Tailscale is genuinely super well-made. It’s crazy how well it works.

  • #freebird
  • #vr
  • #api

Freebird v2.2.2 released. It now exposes the states/values of the VR buttons (as custom properties) in FB-Controller-Right and FB-Controller-Left (see: XR Tracking Objects). These values will be updated every frame, when VR is running.

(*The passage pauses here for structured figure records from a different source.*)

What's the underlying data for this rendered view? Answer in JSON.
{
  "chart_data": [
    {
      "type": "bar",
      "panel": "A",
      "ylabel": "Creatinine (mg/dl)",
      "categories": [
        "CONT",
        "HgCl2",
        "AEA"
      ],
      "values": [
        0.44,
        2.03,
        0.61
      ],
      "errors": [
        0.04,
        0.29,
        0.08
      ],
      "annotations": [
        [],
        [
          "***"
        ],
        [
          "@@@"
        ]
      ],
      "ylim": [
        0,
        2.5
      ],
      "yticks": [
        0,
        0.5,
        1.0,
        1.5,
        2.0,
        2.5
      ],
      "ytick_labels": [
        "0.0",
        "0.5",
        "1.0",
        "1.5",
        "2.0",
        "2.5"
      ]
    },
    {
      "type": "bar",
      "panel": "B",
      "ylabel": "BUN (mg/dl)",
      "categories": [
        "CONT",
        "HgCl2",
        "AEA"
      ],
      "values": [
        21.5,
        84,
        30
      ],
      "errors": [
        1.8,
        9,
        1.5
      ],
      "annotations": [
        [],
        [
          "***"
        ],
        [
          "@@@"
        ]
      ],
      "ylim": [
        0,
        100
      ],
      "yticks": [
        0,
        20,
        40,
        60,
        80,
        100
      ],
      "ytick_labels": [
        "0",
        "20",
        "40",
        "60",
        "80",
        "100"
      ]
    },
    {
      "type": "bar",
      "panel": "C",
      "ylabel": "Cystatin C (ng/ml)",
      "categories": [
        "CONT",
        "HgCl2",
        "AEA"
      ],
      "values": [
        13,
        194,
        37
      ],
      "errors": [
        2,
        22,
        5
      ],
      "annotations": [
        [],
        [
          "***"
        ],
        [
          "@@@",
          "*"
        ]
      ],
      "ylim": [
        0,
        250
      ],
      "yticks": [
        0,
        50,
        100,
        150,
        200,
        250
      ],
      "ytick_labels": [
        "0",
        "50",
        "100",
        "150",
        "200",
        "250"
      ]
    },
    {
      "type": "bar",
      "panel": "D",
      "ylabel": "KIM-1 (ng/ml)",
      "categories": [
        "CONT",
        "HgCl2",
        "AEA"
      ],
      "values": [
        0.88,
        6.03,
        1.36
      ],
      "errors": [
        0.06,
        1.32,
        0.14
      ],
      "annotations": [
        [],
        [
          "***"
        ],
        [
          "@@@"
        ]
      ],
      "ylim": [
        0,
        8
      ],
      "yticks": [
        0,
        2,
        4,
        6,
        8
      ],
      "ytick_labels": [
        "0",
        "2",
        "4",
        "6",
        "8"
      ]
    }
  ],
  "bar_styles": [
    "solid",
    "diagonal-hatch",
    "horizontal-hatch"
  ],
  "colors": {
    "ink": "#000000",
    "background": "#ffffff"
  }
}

You can use these properties to drive shapekeys, or use them in other scripts: To drive a shapekey, please right-click a property, e.g. ’trigger’, and click Copy as New Driver. Then right-click on your shapekey value, and select Paste Driver. To use in a script, use the custom property directly. E.g. bpy.data.objects["FB-Controller-Right"]["trigger"]

  • #freebird

Freebird v2.2.0 released - Freebird now exposes the VR headset and controller positions via three empty objects in the scene: FB-Headset, FB-Controller-Right, and FB-Controller-Left. These three empties live-track the position of the headset and the VR controllers. For e.g. you can attach objects to these empties to animate objects or bones.

  • #tkinter
  • #ui

Spent some time playing with Tkinter, and building a real desktop app with it. It’s pretty specific to my needs, but is open to customization by others. Building UIs with Tkinter was interesting (not frustrating), and it feels almost-there-but-not-quite-there. I still think that HTML/CSS/JS is the best API out there for UI (the good parts), but Tkinter’s mental model and API is quite nice too. Fairly intuitive.